Franklyn – di Gerald McMorrow: la recensione
Franklyn (Franklyn, Francia / Gran Bretagna, 2008) di Gerald McMorrow; con Eva Green, Jay Fuller, Bernard Hill, Art Malik, Kika Markham, Ryan Phillippe, Gary Pillai, Sam Riley, Chris Wilson, Mark Wingett.Certi film sembrano nati per dividere le platee. E, se si parte da un dato di fatto oggettivo, la questione si complica un po’ di
Franklyn (Franklyn, Francia / Gran Bretagna, 2008) di Gerald McMorrow; con Eva Green, Jay Fuller, Bernard Hill, Art Malik, Kika Markham, Ryan Phillippe, Gary Pillai, Sam Riley, Chris Wilson, Mark Wingett.
Certi film sembrano nati per dividere le platee. E, se si parte da un dato di fatto oggettivo, la questione si complica un po’ di più in questo caso. Il dato oggettivo è questo: Franklyn è stato distribuito, almeno in Italia (ma probabilmente anche negli altri paesi dove è uscito), come un film di fantascienza, magari fumettoso come gli ultimi film ispirati o diretti da Frank Miller.
Operazioni del genere, comunque, ne succedono decine ogni anno, e bisogna ormai farsene una ragione. Ma Franklyn, appunto, non è proprio una pellicola simil-cinecomix come la si intenderebbe, visti gli ultimi modelli. Sposa un certo filone distopico che anche alcuni cinecomix ci hanno recentemente portato, certo, primo fra tutti V per Vendetta, ma anche l’ultimo Watchmen, per poi invertire la sua rotta.
Intricato e senza spiegazioni per una buona metà, l’opera d’esordio dell’inglese Gerald McMorrow, costata forse un quinto di un medio blockbuster americano, racconta quattro storie che prima o poi sono destinate ad incontrarsi. C’è Emilia, studentessa d’arte depressa e con manie suicide; c’è Milo, alla ricerca di un’amica d’infanzia; c’è Esser che sta cercando il figlio. E infine c’è Preest…
Delle quattro storie, la sua è ambientata in un’altra dimensione rispetto a quella delle altre tre vicende, che prendono vita nella Londra contemporanea. La storia di Preest ha come sfondo la fantomatica Città di mezzo, dominata dall’obbligo di avere un culto. McMorrow, che ha scritto anche la sceneggiatura, sembra ispirarsi ai modelli prima citati per costruire il personaggio interpretato da Ryan Phillippe – lo si pensi come un mix di V e Rorschach -, e frulla stili architettonici e varie religioni per costruire la Città di mezzo, dove l’unico che non ha un culto proprio (ne esistono di tutti i tipi, anche i più imbarazzanti) è proprio Preest.
Dell’unione delle quattro storie, si diceva, non si capisce nulla almeno fino a metà, quando il giochetto inizia a tirare un po’ le fila e molti potrebbero già intravedere una soluzione.
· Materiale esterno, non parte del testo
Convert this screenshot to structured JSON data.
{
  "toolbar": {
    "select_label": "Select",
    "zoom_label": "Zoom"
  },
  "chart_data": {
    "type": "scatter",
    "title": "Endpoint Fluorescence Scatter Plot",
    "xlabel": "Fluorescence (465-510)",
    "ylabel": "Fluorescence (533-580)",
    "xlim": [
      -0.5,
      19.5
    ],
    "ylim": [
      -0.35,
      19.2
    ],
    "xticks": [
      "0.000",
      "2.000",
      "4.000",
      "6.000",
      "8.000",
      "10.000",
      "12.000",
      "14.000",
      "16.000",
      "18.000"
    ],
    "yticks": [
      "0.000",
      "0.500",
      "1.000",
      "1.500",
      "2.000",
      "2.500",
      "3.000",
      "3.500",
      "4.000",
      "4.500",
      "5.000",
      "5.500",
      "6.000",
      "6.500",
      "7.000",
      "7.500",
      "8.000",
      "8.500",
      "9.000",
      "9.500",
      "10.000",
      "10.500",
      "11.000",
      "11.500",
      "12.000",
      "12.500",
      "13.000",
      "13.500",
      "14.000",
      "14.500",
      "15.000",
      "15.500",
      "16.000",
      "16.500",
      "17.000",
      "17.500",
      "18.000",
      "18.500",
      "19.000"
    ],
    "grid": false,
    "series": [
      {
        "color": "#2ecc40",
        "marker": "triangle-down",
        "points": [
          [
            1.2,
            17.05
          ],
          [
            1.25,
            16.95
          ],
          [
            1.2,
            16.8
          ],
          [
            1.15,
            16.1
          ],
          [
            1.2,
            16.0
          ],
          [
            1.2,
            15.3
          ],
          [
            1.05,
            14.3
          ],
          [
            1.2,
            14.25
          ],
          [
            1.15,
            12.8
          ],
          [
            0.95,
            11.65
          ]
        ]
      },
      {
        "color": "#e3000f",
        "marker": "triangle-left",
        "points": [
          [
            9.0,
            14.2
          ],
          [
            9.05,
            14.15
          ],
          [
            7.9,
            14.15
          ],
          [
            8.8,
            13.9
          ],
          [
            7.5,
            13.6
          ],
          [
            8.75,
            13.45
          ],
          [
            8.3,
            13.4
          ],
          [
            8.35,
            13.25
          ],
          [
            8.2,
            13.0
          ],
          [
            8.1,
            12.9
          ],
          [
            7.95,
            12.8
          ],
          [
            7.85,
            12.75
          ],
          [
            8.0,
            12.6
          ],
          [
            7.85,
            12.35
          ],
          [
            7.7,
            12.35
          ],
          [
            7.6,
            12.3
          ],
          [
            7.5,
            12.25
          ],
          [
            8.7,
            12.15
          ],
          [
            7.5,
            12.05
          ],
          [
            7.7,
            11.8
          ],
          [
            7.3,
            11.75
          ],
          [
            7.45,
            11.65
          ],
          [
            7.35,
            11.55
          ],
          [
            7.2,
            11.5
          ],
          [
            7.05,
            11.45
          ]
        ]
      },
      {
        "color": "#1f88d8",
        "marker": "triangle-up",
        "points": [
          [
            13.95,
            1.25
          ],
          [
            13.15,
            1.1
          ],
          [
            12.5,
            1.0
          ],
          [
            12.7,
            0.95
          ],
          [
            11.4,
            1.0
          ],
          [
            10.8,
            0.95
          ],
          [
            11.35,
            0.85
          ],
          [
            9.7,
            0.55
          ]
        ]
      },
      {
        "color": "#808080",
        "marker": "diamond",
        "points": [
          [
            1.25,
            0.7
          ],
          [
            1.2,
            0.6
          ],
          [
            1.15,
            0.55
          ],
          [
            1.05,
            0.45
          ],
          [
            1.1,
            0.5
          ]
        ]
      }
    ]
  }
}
Alla fine, grazie ad un proiettile, tutti i nodi vengono al pettine. E il film si trasforma: da un film di “fantascienza” in parte figlio di Orwell, Franklyn diventa un film sulle conseguenze che il mondo contemporaneo ha in varie forme sull’essere umano.
Depressione, malattia mentale, guerra. Ferite, dolori insanabili e condizioni irreversibili. Ogni persona, e quindi ogni mente, soprattutto in casi estremi, ha quindi il suo mondo: i casini arrivano quando bisogna relazionarsi con gli altri. O forse è proprio dagli incontri inattesi che nascono i primi bagliori di speranza. C’è chi ha tirato in ballo Donnie Darko per cercare un paragone sulla presunta inspiegabilità del film di McMorrow: ma non si tiene in conto il fatto che, diversamente dal complesso film di Kelly, Franklyn difficilmente colpisce al cuore e si mantiene piuttosto freddino.
Forse non è quel gran film come qualcuno ha detto, e forse neanche il pacco che tanti altri hanno descritto: che un film del genere fosse destinato a spaccare pubblico e critica era fin troppo ovvio. Ed è anche vero che, per raggiungere il suo fine (originale, certo), Franklyn sembra un po’ pretenzioso, senza scavare troppo a fondo. Ma resta comunque un tentativo che difficilmente dall’altra parte dell’oceano qualcuno avrebbe osato mettere in atto. E a suo modo Eva Green riesce ancora col suo fascino e la sua bellezza a tenere lo spettatore incollato allo schermo.